If DSPy Is So Great, Why Isn't Anyone Using It? — Why DSPy's Adoption Gap Is Bigger Than Its PR Problem

AI engineer Skylar Payne published a March 2026 post arguing what he calls "Khattab's Law" — named after DSPy creator Omar Khattab — which holds that any sufficiently complex AI system eventually reinvents DSPy's core abstractions on its own: typed I/O signatures, composable modules, prompt versioning, retry logic, and model-swapping shims. Teams do this ad hoc, buggily, and after significant pain. To make the case, the article traces a canonical seven-stage evolution of a typical LLM pipeline, from a raw OpenAI API call to a fragile hand-rolled framework complete with a prompts database, Pydantic parsing, tenacity-based retries, RAG retrieval, and eval scaffolding. Companies including JetBlue, Databricks, Replit, VMware, and Sephora are cited as production DSPy users reporting consistent benefits: faster model swaps, more maintainable pipelines, and less engineering time spent on plumbing rather than context.

The download numbers tell a different story. DSPy logs roughly 4.7 million monthly downloads against LangChain's 222 million, and Hacker News commenters were quick to interrogate Payne's framing. The most substantive pushback noted that several of DSPy's highlighted patterns — typed outputs via Pydantic, clean model abstraction — are already handled by lighter tools like LiteLLM and Vercel's AI SDK, and that framing DSPy favorably against LangChain sets a low bar given LangChain's well-documented architectural problems. More critically, commenters pointed out that the article almost entirely omits DSPy's actual differentiator: MIPROv2, its Bayesian prompt optimizer that automatically searches over instruction phrasings and few-shot demonstrations. That capability is genuinely hard to replicate with lighter tooling, yet it receives minimal coverage in the piece that purports to make the case for DSPy.
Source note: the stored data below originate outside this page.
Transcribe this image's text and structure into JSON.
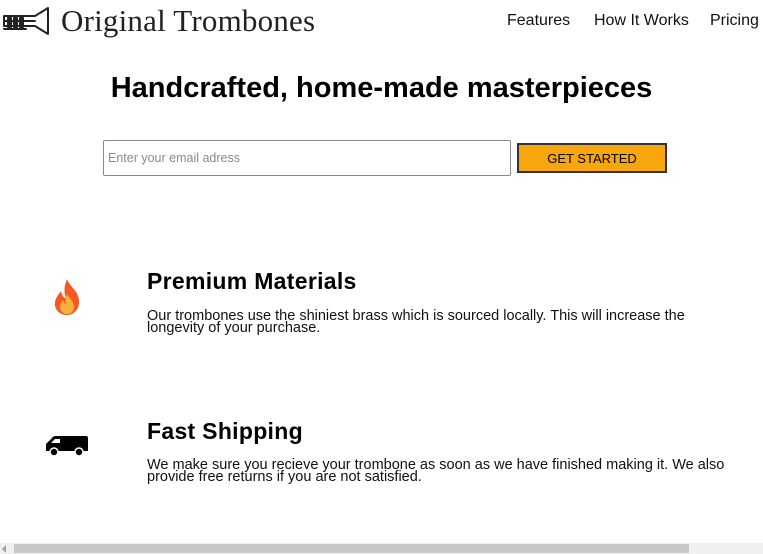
{
  "header": {
    "logo_text": "Original Trombones",
    "logo_icon": "trombone-icon",
    "nav": [
      {
        "label": "Features"
      },
      {
        "label": "How It Works"
      },
      {
        "label": "Pricing"
      }
    ]
  },
  "hero": {
    "title": "Handcrafted, home-made masterpieces",
    "email_placeholder": "Enter your email adress",
    "cta_label": "GET STARTED"
  },
  "features": [
    {
      "icon": "fire-icon",
      "title": "Premium Materials",
      "text": "Our trombones use the shiniest brass which is sourced locally. This will increase the longevity of your purchase."
    },
    {
      "icon": "truck-icon",
      "title": "Fast Shipping",
      "text": "We make sure you recieve your trombone as soon as we have finished making it. We also provide free returns if you are not satisfied."
    }
  ],
  "colors": {
    "cta_background": "#f8a60d",
    "cta_border": "#333333",
    "flame_outer": "#f15a22",
    "flame_inner": "#fbb03b"
  }
}
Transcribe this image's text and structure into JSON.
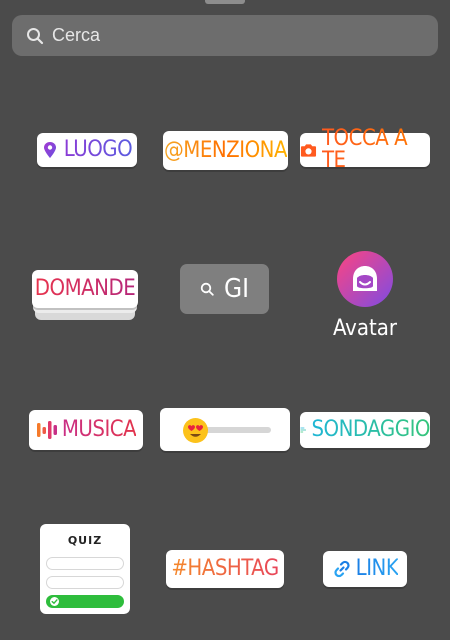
{
  "search": {
    "placeholder": "Cerca"
  },
  "stickers": {
    "luogo": "LUOGO",
    "menziona": "@MENZIONA",
    "tocca_a_te": "TOCCA A TE",
    "domande": "DOMANDE",
    "gif": "GI",
    "avatar": "Avatar",
    "musica": "MUSICA",
    "sondaggio": "SONDAGGIO",
    "quiz": "QUIZ",
    "hashtag": "#HASHTAG",
    "link": "LINK"
  },
  "emoji_slider": {
    "level": 0.15
  },
  "icons": [
    "search-icon",
    "location-pin-icon",
    "camera-icon",
    "search-icon",
    "avatar-face-icon",
    "music-bars-icon",
    "heart-eyes-emoji-icon",
    "poll-lines-icon",
    "check-icon",
    "link-icon"
  ],
  "colors": {
    "background": "#4b4b4b",
    "search_bg": "#6d6d6d",
    "sticker_bg": "#ffffff"
  }
}
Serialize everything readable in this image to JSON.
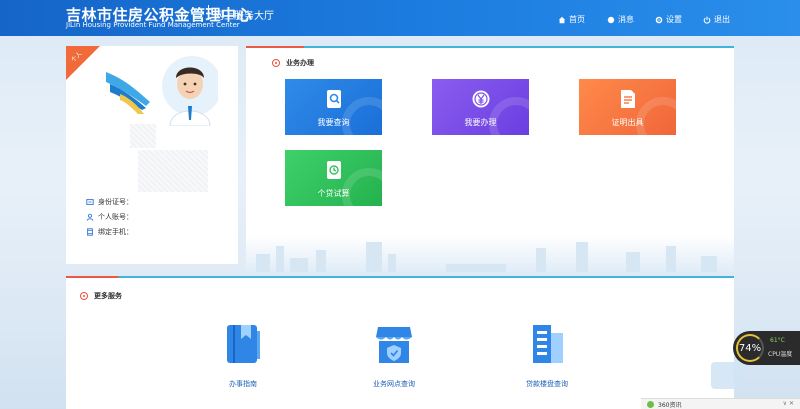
{
  "header": {
    "title_cn": "吉林市住房公积金管理中心",
    "title_sub": "网上服务大厅",
    "title_en": "JiLin Housing Provident Fund Management Center",
    "nav": [
      {
        "label": "首页",
        "icon": "home-icon"
      },
      {
        "label": "消息",
        "icon": "message-icon"
      },
      {
        "label": "设置",
        "icon": "gear-icon"
      },
      {
        "label": "退出",
        "icon": "power-icon"
      }
    ]
  },
  "profile": {
    "corner_tag": "个人",
    "fields": [
      {
        "label": "身份证号：",
        "icon": "id-card-icon"
      },
      {
        "label": "个人账号：",
        "icon": "user-icon"
      },
      {
        "label": "绑定手机：",
        "icon": "phone-icon"
      }
    ]
  },
  "business": {
    "title": "业务办理",
    "tiles": [
      {
        "label": "我要查询",
        "icon": "search-doc-icon",
        "color": "#2f8be8"
      },
      {
        "label": "我要办理",
        "icon": "yuan-icon",
        "color": "#7c4ef0"
      },
      {
        "label": "证明出具",
        "icon": "document-icon",
        "color": "#f5743f"
      },
      {
        "label": "个贷试算",
        "icon": "calculator-icon",
        "color": "#33c25c"
      }
    ]
  },
  "more": {
    "title": "更多服务",
    "items": [
      {
        "label": "办事指南",
        "icon": "guide-book-icon"
      },
      {
        "label": "业务网点查询",
        "icon": "branch-shop-icon"
      },
      {
        "label": "贷款楼盘查询",
        "icon": "building-icon"
      }
    ]
  },
  "overlay": {
    "cpu_percent": "74%",
    "cpu_temp": "61°C",
    "cpu_label": "CPU温度",
    "news_label": "360资讯",
    "news_controls": "∨  ✕"
  },
  "colors": {
    "header_blue": "#1d7de0",
    "accent_red": "#e85a45",
    "accent_cyan": "#3fb6d8",
    "link_blue": "#1c5fb8"
  }
}
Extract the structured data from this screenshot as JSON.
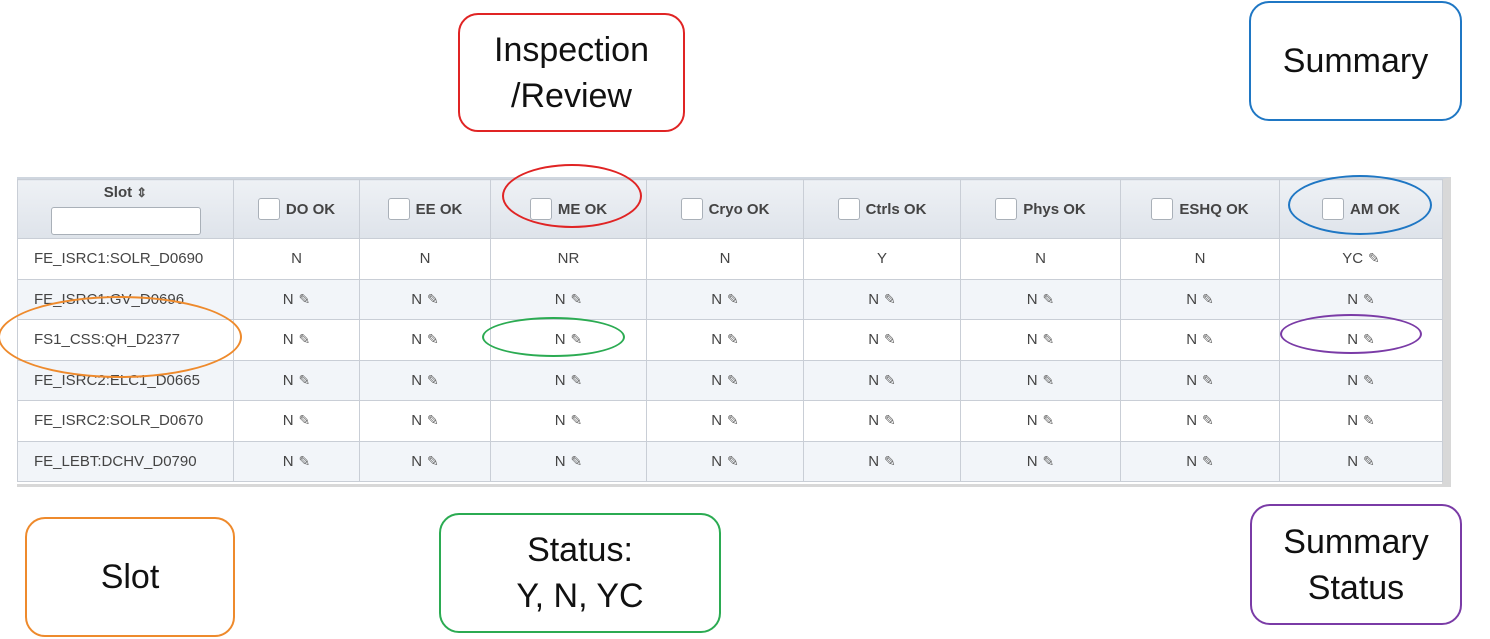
{
  "callouts": {
    "inspection": {
      "text": "Inspection\n/Review",
      "color": "#e02424"
    },
    "summary": {
      "text": "Summary",
      "color": "#1f77c4"
    },
    "slot": {
      "text": "Slot",
      "color": "#ee8a2c"
    },
    "status": {
      "text": "Status:\nY, N, YC",
      "color": "#2bab52"
    },
    "summary_status": {
      "text": "Summary\nStatus",
      "color": "#7a3ba6"
    }
  },
  "table": {
    "slot_header": "Slot",
    "columns": [
      "DO OK",
      "EE OK",
      "ME OK",
      "Cryo OK",
      "Ctrls OK",
      "Phys OK",
      "ESHQ OK",
      "AM OK"
    ],
    "rows": [
      {
        "slot": "FE_ISRC1:SOLR_D0690",
        "cells": [
          {
            "v": "N",
            "edit": false
          },
          {
            "v": "N",
            "edit": false
          },
          {
            "v": "NR",
            "edit": false
          },
          {
            "v": "N",
            "edit": false
          },
          {
            "v": "Y",
            "edit": false
          },
          {
            "v": "N",
            "edit": false
          },
          {
            "v": "N",
            "edit": false
          },
          {
            "v": "YC",
            "edit": true
          }
        ]
      },
      {
        "slot": "FE_ISRC1:GV_D0696",
        "cells": [
          {
            "v": "N",
            "edit": true
          },
          {
            "v": "N",
            "edit": true
          },
          {
            "v": "N",
            "edit": true
          },
          {
            "v": "N",
            "edit": true
          },
          {
            "v": "N",
            "edit": true
          },
          {
            "v": "N",
            "edit": true
          },
          {
            "v": "N",
            "edit": true
          },
          {
            "v": "N",
            "edit": true
          }
        ]
      },
      {
        "slot": "FS1_CSS:QH_D2377",
        "cells": [
          {
            "v": "N",
            "edit": true
          },
          {
            "v": "N",
            "edit": true
          },
          {
            "v": "N",
            "edit": true
          },
          {
            "v": "N",
            "edit": true
          },
          {
            "v": "N",
            "edit": true
          },
          {
            "v": "N",
            "edit": true
          },
          {
            "v": "N",
            "edit": true
          },
          {
            "v": "N",
            "edit": true
          }
        ]
      },
      {
        "slot": "FE_ISRC2:ELC1_D0665",
        "cells": [
          {
            "v": "N",
            "edit": true
          },
          {
            "v": "N",
            "edit": true
          },
          {
            "v": "N",
            "edit": true
          },
          {
            "v": "N",
            "edit": true
          },
          {
            "v": "N",
            "edit": true
          },
          {
            "v": "N",
            "edit": true
          },
          {
            "v": "N",
            "edit": true
          },
          {
            "v": "N",
            "edit": true
          }
        ]
      },
      {
        "slot": "FE_ISRC2:SOLR_D0670",
        "cells": [
          {
            "v": "N",
            "edit": true
          },
          {
            "v": "N",
            "edit": true
          },
          {
            "v": "N",
            "edit": true
          },
          {
            "v": "N",
            "edit": true
          },
          {
            "v": "N",
            "edit": true
          },
          {
            "v": "N",
            "edit": true
          },
          {
            "v": "N",
            "edit": true
          },
          {
            "v": "N",
            "edit": true
          }
        ]
      },
      {
        "slot": "FE_LEBT:DCHV_D0790",
        "cells": [
          {
            "v": "N",
            "edit": true
          },
          {
            "v": "N",
            "edit": true
          },
          {
            "v": "N",
            "edit": true
          },
          {
            "v": "N",
            "edit": true
          },
          {
            "v": "N",
            "edit": true
          },
          {
            "v": "N",
            "edit": true
          },
          {
            "v": "N",
            "edit": true
          },
          {
            "v": "N",
            "edit": true
          }
        ]
      }
    ]
  },
  "icons": {
    "sort": "sort-icon",
    "edit": "edit-icon",
    "checkbox": "checkbox-icon"
  }
}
The adoption barrier commenters identified cuts deeper than unfamiliar APIs. DSPy's optimization loop requires a labeled training and evaluation dataset before it can function, demanding that engineering teams define measurable correctness upfront — a researcher's discipline that many product teams simply are not ready to apply when they are still figuring out what their LLM system should do. That friction is a direct artifact of DSPy's origins at Stanford's DAWN lab, where Khattab, working under Christopher Potts and Matei Zaharia, developed the framework as a logical extension of his retrieval research on ColBERT and BALEEN. Academic benchmarks always come with ground-truth labels; production AI systems frequently do not, and DSPy's architecture enforces an evaluation-first mental model that can actively impede iteration speed for teams in exploratory phases.

The motivating example drew separate scrutiny: company name extraction is a classic NER task that traditional ML handles competently without LLM latency or cost, suggesting some of the pipeline complexity being solved is self-inflicted by reaching for large language models unnecessarily. DSPy is genuinely valuable for teams with stable, well-defined tasks who need systematic prompt optimization at scale — the kind of work Databricks and Replit are doing. Its positioning as a general antidote to LLM engineering pain is undercut by its steep learning curve, its requirement for labeled evaluation data, and the availability of lighter-weight alternatives for the simpler abstractions it also provides.